Week 7/8:Last call for surgeries/Contemplating research direction

Week 7 was essentially our (mine and Aarons) last week in the hospital seeing patients/observing surgeries/etc. which we’ve become so used to the flow of things. Our last week Dr. Spector would be traveling, and we anticipated us being in lab in our newfound “free-time”, trying to finish up experiments/make whatever we could out of our lab work thus far. Coincidentally, our last major procedure was the same type as we had seen on our very first day of immersion, a mandible reconstruction with a free fibula flap. When I look back at these two experiences, it makes me think of just how far we had come/how much we have experienced in the short amount of time. I walked into the OR with a sense of confidence/familiarity, having accumulated enough knowledge/experience to give context to what’s going on in the room at each stage of the procedure. The surgery played out more or less as was discussed during their video-conference planning meeting the month prior, down to the minute details drilled over and over by the respective surgeons (ENT, Oral, and Plastics (Dr. Spector)). Additionally, for this procedure they were able to hookup the video camera attachment to the microscope, so we could watch with great detail the barely visible movement which Dr. Spector and his fellow were performing in order to isolate/anastamose the respective blood vessels. With the whole room operating smoothly/efficiently, Dr. Spector’s team finished up the operation hours earlier than our first reconstruction (roughly 8AM to 10PM at night).

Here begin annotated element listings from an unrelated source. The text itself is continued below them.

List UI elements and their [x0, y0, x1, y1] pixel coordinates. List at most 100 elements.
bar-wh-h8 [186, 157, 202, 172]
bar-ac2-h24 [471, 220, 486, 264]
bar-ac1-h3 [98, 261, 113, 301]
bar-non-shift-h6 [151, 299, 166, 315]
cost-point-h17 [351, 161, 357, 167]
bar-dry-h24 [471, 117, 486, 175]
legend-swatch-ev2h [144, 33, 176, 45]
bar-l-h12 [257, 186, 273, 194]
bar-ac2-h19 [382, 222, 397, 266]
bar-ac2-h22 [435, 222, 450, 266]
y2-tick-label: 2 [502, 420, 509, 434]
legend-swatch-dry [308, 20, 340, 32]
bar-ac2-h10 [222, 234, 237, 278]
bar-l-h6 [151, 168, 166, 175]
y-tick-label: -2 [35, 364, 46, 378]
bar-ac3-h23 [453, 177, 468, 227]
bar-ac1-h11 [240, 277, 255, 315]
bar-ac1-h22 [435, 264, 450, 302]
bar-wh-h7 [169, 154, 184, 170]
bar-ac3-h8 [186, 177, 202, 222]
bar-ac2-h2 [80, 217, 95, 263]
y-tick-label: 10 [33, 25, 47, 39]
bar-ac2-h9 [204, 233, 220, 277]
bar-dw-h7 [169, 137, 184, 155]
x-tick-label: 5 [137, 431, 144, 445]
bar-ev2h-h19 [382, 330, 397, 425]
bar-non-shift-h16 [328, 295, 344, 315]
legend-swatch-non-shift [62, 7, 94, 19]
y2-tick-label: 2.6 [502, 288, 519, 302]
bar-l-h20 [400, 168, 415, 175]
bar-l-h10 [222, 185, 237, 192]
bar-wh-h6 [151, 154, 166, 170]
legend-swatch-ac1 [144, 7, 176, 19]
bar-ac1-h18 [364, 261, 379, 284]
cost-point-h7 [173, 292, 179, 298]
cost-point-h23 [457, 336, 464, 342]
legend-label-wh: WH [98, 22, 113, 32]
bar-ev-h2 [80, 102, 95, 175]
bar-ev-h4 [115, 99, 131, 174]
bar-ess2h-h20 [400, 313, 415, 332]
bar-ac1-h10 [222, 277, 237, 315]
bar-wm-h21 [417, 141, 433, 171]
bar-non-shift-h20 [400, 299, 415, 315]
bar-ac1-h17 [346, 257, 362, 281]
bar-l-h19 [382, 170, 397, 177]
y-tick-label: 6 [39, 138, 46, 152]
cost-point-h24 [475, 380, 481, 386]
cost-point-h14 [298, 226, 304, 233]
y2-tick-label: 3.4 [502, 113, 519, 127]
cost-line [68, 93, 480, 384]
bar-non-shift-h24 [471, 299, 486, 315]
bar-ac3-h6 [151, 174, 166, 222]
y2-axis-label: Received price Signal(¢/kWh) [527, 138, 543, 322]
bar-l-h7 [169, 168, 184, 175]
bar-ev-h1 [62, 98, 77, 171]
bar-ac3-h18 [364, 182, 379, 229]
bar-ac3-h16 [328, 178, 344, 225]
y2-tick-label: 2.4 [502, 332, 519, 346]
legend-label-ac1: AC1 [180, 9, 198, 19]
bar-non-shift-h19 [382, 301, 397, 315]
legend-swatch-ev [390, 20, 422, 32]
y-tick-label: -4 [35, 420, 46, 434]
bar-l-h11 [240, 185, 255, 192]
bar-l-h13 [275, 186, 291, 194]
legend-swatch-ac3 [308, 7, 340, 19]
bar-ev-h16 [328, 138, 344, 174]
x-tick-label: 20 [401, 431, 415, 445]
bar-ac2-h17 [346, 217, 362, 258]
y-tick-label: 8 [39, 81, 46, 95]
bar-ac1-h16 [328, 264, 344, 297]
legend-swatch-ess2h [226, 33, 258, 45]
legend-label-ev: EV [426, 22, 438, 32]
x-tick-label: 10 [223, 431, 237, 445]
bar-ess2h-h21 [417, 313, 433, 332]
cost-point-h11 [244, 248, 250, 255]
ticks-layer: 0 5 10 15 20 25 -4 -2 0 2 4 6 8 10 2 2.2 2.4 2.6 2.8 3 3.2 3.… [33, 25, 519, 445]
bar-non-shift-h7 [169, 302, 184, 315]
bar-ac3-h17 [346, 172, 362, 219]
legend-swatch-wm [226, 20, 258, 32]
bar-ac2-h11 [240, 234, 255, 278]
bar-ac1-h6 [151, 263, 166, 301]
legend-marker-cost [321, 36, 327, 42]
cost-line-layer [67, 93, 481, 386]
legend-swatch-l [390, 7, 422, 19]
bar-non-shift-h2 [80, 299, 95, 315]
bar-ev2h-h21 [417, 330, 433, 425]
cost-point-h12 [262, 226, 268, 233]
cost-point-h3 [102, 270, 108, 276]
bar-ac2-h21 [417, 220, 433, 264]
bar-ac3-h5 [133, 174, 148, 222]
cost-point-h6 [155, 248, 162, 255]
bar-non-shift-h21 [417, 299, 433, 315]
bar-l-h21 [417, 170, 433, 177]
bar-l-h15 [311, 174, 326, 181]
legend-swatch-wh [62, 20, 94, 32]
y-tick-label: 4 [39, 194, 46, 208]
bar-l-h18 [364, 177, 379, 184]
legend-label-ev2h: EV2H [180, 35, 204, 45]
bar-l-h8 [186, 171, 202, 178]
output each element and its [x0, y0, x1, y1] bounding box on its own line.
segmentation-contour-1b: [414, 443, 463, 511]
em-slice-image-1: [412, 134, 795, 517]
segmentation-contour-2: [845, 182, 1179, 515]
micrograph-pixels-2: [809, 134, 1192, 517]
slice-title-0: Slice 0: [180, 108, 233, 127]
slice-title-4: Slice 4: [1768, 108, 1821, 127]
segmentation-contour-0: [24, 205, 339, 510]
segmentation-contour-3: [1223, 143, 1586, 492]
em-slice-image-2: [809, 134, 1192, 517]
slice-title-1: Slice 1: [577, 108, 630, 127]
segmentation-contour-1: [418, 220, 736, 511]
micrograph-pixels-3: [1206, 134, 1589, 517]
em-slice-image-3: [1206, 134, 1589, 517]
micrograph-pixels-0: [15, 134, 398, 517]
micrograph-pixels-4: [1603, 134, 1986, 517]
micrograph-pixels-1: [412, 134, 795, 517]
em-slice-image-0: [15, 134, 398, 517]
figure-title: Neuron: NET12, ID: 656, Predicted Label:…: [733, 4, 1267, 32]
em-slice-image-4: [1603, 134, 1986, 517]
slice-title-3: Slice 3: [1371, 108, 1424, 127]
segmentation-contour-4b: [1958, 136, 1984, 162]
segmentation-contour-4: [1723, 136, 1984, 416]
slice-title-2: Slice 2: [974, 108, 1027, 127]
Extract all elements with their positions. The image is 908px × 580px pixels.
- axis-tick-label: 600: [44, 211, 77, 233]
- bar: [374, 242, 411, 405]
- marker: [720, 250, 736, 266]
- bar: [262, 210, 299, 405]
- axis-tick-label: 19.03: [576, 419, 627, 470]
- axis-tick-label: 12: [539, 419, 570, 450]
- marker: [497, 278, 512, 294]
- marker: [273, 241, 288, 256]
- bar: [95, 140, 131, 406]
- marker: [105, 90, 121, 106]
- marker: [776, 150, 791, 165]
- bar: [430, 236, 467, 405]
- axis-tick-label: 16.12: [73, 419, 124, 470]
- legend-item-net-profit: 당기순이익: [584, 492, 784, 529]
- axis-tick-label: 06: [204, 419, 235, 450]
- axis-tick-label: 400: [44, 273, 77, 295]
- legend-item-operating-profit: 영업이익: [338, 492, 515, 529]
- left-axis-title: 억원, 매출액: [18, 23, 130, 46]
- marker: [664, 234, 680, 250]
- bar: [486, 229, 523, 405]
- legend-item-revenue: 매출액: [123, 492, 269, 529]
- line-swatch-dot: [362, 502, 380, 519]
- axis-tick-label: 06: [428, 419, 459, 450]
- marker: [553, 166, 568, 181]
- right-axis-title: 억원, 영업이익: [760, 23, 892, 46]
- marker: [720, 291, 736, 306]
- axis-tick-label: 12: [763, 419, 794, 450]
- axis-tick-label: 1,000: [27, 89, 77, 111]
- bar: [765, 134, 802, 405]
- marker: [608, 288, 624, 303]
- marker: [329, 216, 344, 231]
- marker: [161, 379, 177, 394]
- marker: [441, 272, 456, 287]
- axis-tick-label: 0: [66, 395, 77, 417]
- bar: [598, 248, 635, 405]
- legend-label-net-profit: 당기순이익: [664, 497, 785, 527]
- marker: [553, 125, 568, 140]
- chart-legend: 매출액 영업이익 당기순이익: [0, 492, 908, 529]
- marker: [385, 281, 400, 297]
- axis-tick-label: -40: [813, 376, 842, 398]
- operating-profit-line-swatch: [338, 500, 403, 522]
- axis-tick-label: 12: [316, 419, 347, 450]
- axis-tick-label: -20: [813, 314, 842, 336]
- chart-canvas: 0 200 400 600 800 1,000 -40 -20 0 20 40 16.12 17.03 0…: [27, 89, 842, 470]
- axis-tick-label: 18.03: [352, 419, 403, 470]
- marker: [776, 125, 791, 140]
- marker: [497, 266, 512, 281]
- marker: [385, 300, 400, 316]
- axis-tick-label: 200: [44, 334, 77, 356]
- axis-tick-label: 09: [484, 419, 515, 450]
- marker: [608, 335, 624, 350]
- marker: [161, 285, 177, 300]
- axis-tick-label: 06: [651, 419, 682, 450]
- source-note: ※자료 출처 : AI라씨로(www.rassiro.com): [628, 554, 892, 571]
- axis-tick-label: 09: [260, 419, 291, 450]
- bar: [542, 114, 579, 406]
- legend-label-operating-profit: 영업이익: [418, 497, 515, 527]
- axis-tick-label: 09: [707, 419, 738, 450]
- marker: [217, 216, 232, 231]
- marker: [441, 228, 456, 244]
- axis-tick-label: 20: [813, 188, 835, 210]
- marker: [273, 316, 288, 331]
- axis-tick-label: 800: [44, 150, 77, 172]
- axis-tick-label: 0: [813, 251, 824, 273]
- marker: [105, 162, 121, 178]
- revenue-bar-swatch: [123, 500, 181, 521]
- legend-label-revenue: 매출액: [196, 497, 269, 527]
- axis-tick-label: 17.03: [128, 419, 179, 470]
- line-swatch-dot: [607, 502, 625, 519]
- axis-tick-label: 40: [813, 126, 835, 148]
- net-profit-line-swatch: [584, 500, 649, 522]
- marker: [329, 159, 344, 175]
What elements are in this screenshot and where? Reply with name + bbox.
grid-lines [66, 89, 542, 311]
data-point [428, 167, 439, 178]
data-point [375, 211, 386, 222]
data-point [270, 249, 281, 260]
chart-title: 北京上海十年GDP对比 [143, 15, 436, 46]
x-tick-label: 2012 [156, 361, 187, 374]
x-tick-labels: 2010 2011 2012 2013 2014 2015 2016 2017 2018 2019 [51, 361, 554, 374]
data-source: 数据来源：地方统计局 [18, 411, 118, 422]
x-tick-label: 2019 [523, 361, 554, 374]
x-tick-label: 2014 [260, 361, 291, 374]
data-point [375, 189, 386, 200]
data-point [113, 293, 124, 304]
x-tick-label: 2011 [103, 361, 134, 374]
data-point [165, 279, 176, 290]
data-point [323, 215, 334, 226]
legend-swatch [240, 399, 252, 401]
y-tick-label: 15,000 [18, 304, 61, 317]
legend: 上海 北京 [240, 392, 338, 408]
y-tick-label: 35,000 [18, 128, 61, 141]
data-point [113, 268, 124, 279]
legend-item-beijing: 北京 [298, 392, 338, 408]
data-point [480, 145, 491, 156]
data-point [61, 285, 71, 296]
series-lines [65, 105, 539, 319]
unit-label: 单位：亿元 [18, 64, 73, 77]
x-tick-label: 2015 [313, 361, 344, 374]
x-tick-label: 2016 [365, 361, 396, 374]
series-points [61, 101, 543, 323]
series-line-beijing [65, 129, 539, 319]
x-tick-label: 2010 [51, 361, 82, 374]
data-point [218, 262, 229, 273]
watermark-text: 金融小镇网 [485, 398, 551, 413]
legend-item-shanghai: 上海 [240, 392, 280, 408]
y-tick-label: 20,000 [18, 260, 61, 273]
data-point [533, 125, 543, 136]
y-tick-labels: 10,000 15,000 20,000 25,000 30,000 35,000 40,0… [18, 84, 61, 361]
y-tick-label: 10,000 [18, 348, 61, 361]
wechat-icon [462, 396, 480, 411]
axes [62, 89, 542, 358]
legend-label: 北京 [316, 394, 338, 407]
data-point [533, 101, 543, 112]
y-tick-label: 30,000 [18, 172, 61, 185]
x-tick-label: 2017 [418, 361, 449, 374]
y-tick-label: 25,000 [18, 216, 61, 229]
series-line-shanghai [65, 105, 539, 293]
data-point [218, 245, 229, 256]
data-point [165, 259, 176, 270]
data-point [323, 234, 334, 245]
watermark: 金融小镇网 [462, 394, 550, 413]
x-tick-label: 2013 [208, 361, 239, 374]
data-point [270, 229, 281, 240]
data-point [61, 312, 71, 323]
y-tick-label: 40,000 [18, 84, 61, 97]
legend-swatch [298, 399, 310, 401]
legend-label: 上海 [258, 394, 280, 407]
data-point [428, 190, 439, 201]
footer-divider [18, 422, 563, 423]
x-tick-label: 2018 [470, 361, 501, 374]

My final week of immersion was spent in the lab. Initially, I was highly optimistic. After trouble-shooting my MeHA-Megel photocrosslinking protocol (requiring far greater concentration of Inrgacure photoinitiatior/UV exposure time), and undergone training/clearance on the confocal LSM at the college, I was eager to see how the long term viability of seeded HUVEC/encapsulated Pericytes would turn out. Admittedly, my approach in preparing whole subsets of my respective time-points en mass was atypical, and frankly poor experimental design, “placing all my eggs in one basket” if you will. However, given the limited amount of time I had left towards the end, I viewed it as my last chance at obtaining usable data. Alas, it didn’t, and that is all I would like to speak of on that subject if you will… The high degree of cell death could have been due to a number of issues given how substantially I had deviated from my lab’s normal photocrosslinking protocol (e.g. the Irgacure concentration at that point may have been highly cytotoxic). After learning from one of my lab mates from the bioprinting project that they’ve recently been coming into similar issues in photocrosslinking with that newest batch of material I had been using (possibly due to poor methacrylation) I decided to instead finish teaching several new long-term lab members the different assays/imaging/etc. which would be required if Dr. Spector would rather have his students conduct these in vitro studies in NYC versus me conducting them back in Ithaca after more material has been produced (methacrylation/purification is a time intensive process). I outlined the setup/obtained the components necessary for peristaltic pumping systems for conditioning the tissue-engineered microvessel constructs moving forward, as the new lab members were unfamiliar with these systems/process involved. I view it as a necessary component moving forward in preparation of micro-anastamosing these constructs to their rat model. Additionally, the long term viability of the cell lining can be tested at physiologically relevant hemodynamic conditions. I’ll have to wait until after Dr. Spector returns when the three of us (him, my PI, and myself) can discuss the logistics of how to complete these studies moving forward. I am greatly appreciative of the experience overall, having seen so much in the hospital, but am looking forward to getting back into the full swing of things back in Ithaca.